The typical biker wedding ceremony will have bikes lined up on two sides to form an aisle for the bride and her bridesmaids to walk down. As the bride passes, each biker reves the engine of his/her motorcycle with all of them makin noise when she reaches the front. A signal is usually given to shut the bikes off all at once, or they can be shut down one at a time.The bride and groom will have written their own vows or with help from their wedding officient, who is most likely a biker himself. Rev. Chip
suggests using phrases like “brothers/sisters in the wind” as well as tongue-in-cheek things like, “shiny side up”, “dirty side down”, or “the starting fluid of love”, etc.
Once the bikers are pronounced husband and wife, the motorcycles are reved up again as the bride and groom walk up the aisle together.
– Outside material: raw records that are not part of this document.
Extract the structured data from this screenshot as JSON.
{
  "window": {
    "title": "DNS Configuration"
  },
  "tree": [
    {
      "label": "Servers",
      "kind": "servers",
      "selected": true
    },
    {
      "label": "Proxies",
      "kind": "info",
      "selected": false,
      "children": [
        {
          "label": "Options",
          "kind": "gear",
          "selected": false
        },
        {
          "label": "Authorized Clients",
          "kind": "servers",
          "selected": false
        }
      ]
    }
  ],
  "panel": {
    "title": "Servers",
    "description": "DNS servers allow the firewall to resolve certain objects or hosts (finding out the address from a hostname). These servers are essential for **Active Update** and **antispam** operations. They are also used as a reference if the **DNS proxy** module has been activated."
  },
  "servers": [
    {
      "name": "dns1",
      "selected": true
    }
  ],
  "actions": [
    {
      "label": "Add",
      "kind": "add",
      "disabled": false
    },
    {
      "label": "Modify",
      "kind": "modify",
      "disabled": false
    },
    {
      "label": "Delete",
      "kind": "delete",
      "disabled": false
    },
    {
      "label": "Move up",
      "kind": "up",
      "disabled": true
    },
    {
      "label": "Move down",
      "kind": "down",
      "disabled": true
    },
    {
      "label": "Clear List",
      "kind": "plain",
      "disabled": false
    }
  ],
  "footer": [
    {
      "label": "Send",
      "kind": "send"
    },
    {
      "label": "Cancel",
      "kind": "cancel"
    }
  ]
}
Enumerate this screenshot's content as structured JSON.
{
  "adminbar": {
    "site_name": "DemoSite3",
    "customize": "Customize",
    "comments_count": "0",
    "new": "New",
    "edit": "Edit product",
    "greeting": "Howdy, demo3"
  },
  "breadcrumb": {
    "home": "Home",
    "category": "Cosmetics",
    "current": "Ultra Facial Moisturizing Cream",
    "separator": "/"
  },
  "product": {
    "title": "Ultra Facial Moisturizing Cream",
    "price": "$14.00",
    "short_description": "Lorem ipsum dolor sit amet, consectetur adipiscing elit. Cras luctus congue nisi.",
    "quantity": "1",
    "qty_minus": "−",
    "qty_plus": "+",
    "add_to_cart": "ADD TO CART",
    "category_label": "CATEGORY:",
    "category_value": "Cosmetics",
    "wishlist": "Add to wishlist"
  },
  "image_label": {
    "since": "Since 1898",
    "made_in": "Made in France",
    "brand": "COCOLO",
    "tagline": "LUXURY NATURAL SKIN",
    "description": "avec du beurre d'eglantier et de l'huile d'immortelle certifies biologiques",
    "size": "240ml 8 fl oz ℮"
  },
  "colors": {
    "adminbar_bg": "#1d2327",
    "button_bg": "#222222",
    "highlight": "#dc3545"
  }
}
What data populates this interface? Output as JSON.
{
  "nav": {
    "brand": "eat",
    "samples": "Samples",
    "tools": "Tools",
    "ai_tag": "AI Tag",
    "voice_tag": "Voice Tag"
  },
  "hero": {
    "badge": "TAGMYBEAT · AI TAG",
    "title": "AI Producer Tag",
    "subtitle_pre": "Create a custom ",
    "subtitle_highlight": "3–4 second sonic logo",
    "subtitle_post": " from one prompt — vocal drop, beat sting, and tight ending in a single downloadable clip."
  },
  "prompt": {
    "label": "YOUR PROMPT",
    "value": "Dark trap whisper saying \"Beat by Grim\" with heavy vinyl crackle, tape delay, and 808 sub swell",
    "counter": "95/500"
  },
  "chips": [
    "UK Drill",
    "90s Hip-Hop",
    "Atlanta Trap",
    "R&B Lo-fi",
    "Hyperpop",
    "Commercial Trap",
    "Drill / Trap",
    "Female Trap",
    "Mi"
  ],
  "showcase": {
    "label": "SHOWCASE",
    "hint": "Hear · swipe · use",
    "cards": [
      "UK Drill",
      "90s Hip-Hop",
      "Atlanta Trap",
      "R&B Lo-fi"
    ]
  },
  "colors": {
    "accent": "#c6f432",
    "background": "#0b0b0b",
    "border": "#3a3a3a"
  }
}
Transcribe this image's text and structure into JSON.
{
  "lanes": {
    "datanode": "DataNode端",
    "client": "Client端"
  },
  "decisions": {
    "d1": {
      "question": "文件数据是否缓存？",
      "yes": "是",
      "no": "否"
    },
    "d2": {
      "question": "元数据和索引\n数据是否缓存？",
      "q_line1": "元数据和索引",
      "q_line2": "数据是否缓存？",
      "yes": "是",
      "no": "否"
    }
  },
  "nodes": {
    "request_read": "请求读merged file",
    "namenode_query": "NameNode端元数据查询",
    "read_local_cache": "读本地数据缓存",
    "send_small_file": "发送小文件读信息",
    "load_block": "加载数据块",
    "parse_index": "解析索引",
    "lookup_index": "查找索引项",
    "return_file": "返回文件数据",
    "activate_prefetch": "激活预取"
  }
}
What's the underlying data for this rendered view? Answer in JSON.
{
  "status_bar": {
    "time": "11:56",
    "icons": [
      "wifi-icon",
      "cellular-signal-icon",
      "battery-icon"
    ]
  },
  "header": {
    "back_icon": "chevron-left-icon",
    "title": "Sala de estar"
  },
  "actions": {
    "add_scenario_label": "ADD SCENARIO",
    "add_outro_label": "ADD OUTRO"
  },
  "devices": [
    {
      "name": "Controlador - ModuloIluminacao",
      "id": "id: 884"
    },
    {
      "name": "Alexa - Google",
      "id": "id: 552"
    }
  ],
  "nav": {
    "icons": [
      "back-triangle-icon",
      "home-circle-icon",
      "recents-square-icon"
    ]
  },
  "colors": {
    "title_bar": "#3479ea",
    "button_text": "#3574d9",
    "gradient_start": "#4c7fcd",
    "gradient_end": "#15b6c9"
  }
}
Then it’s PARTY TIME!
One of the things you must consider the most is how much space is available for the motorcycles and of course if your wedding is inside or outside. (I ran across a photo where the groom was actually sitting on his bike in the church!)Here’s an idea from Rev Chip: “I did one in Sayler Park last summer where ALL the wedding party entered on bikes in staggered parade formation, with the exception of the Groom & the Best Man, who rode in first with me, and the bride, who rode in last. She had her wedding gown modified with a full length slit in the front and back with lace shorts underneath! You need a BIG open field and a good PA system for a ceremony like that.”
If you expect alot of guests to arrive on their motorcycles, have space available for them to sit on their bikes during the ceremony.
Or how about setting up seating in a circle with the bikes surrounding the circle with the bride and groom in the center – ahhh, a circle of love.
If you can and they want, give guests a ride to their seats.
Get the guests involved and have a mini poker run on the way to the reception while you have your pictures taken. The winning hand could get the first dance with the bride after the groom.